No se trata de un fenómeno puntual, sino de una contribución estructural que sostiene el modelo de bienestar social alcanzado. Lo que en verdad necesitamos es integrar la población inmigrante de forma regulada y humanista, no cerrar fronteras ni levantar muros a servicios sociales a “los otros”, seres humanos que solo tienen un pasaporte distinto.
Como he sostenido en columnas previas, una política migratoria seria debe ordenar y regular el ingreso, filtrando mediante mecanismos eficaces e inteligentes la entrada de bandas criminales y redes transnacionales. Pero ello no puede ser excusa para caer en prácticas inhumanas o barbaridades populistas, como la propuesta de sembrar minas antipersona en la frontera norte del país, formulada por la diputada Camila Flores (RN) y recién refrendada por el senador José Miguel Durana (UDI), quien propuso salir de la Convención de Ottawa que veta esas inhumanas armas.
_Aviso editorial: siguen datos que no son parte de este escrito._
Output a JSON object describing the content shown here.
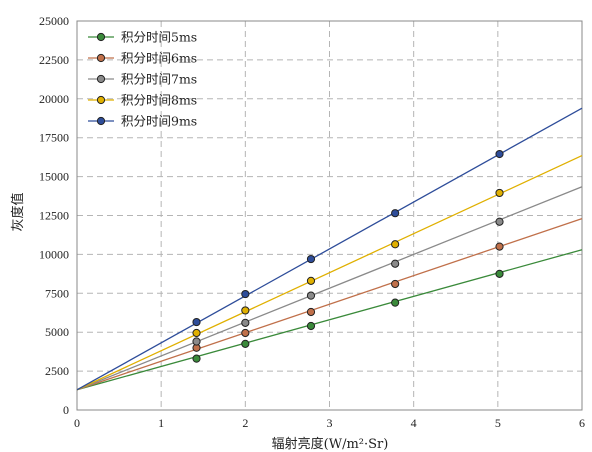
{
  "chart_data": {
    "type": "scatter",
    "xlabel": "辐射亮度(W/m²·Sr)",
    "ylabel": "灰度值",
    "xlim": [
      0,
      6
    ],
    "ylim": [
      0,
      25000
    ],
    "x_ticks": [
      "0",
      "1",
      "2",
      "3",
      "4",
      "5",
      "6"
    ],
    "y_ticks": [
      "0",
      "2500",
      "5000",
      "7500",
      "10000",
      "12500",
      "15000",
      "17500",
      "20000",
      "22500",
      "25000"
    ],
    "grid": true,
    "legend_position": "top-left",
    "series": [
      {
        "name": "积分时间5ms",
        "color": "#3a8a3a",
        "x": [
          1.42,
          2.0,
          2.78,
          3.78,
          5.02
        ],
        "y": [
          3300,
          4250,
          5400,
          6900,
          8750
        ],
        "fit_line": {
          "x": [
            0,
            6
          ],
          "y": [
            1300,
            10300
          ]
        }
      },
      {
        "name": "积分时间6ms",
        "color": "#c0704a",
        "x": [
          1.42,
          2.0,
          2.78,
          3.78,
          5.02
        ],
        "y": [
          4000,
          4950,
          6300,
          8100,
          10500
        ],
        "fit_line": {
          "x": [
            0,
            6
          ],
          "y": [
            1300,
            12300
          ]
        }
      },
      {
        "name": "积分时间7ms",
        "color": "#8a8a8a",
        "x": [
          1.42,
          2.0,
          2.78,
          3.78,
          5.02
        ],
        "y": [
          4400,
          5600,
          7350,
          9400,
          12100
        ],
        "fit_line": {
          "x": [
            0,
            6
          ],
          "y": [
            1300,
            14350
          ]
        }
      },
      {
        "name": "积分时间8ms",
        "color": "#e0b000",
        "x": [
          1.42,
          2.0,
          2.78,
          3.78,
          5.02
        ],
        "y": [
          4950,
          6400,
          8300,
          10650,
          13950
        ],
        "fit_line": {
          "x": [
            0,
            6
          ],
          "y": [
            1300,
            16350
          ]
        }
      },
      {
        "name": "积分时间9ms",
        "color": "#2e4d9a",
        "x": [
          1.42,
          2.0,
          2.78,
          3.78,
          5.02
        ],
        "y": [
          5650,
          7450,
          9700,
          12650,
          16450
        ],
        "fit_line": {
          "x": [
            0,
            6
          ],
          "y": [
            1300,
            19400
          ]
        }
      }
    ]
  }
}
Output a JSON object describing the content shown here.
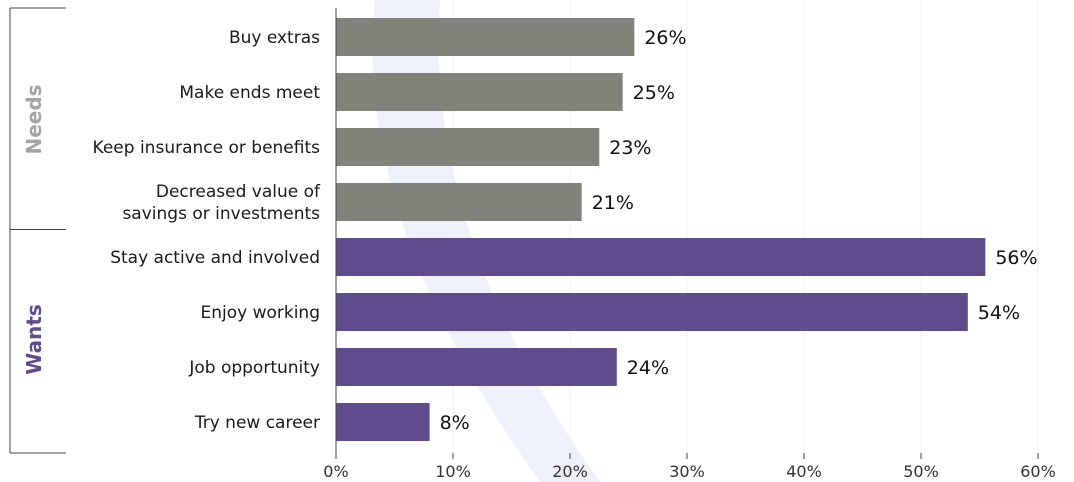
{
  "chart_data": {
    "type": "bar",
    "orientation": "horizontal",
    "categories": [
      "Buy extras",
      "Make ends meet",
      "Keep insurance or benefits",
      "Decreased value of savings or investments",
      "Stay active and involved",
      "Enjoy working",
      "Job opportunity",
      "Try new career"
    ],
    "category_lines": [
      [
        "Buy extras"
      ],
      [
        "Make ends meet"
      ],
      [
        "Keep insurance or benefits"
      ],
      [
        "Decreased value of",
        "savings or investments"
      ],
      [
        "Stay active and involved"
      ],
      [
        "Enjoy working"
      ],
      [
        "Job opportunity"
      ],
      [
        "Try new career"
      ]
    ],
    "values": [
      25.5,
      24.5,
      22.5,
      21.0,
      55.5,
      54.0,
      24.0,
      8.0
    ],
    "value_labels": [
      "26%",
      "25%",
      "23%",
      "21%",
      "56%",
      "54%",
      "24%",
      "8%"
    ],
    "groups": [
      {
        "name": "Needs",
        "start": 0,
        "end": 3,
        "color": "#81837b",
        "label_color": "#a4a4a4"
      },
      {
        "name": "Wants",
        "start": 4,
        "end": 7,
        "color": "#5f4c8c",
        "label_color": "#5f4c8c"
      }
    ],
    "xlim": [
      0,
      60
    ],
    "xticks": [
      0,
      10,
      20,
      30,
      40,
      50,
      60
    ],
    "xtick_labels": [
      "0%",
      "10%",
      "20%",
      "30%",
      "40%",
      "50%",
      "60%"
    ],
    "title": "",
    "xlabel": "",
    "ylabel": "",
    "grid": "vertical-light",
    "background_swoosh_color": "#eef0fb"
  }
}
Acoger a quienes huyen del hambre, de la persecución o del colapso de sus países no es un gesto de ingenuidad, es un acto de humanidad. Es entender que pocos dejan su tierra por capricho, y que buscar una vida mejor –en paz, con trabajo y dignidad– es un derecho elemental. Chile ha sido, en distintos momentos de su historia, tierra de refugio y esperanza. Mantener abierta esa puerta, con reglas claras pero con la mano tendida, no solo nos honra, además nos civiliza. Frente a los nacionalismos espurios que levantan fronteras culturales y a un soberanismo que huele más a discriminación que a soberanía, defender una mirada humanista exige coraje político.
Esta columna se titula “Están aquí”, a modo de provocación. Porque así miran algunos a la población extranjera, como ajenos, intrusos, alienos. Pero la verdad –la más profunda y desafiante– es la de este otro título, que prefiero: “Estamos aquí”. Todos, compartiendo calles, trabajos, escuelas, lenguas, arepas y empanadas, e intercambiando sueños personales. Esa es la verdadera nación, la que se construye conviviendo en la diversidad.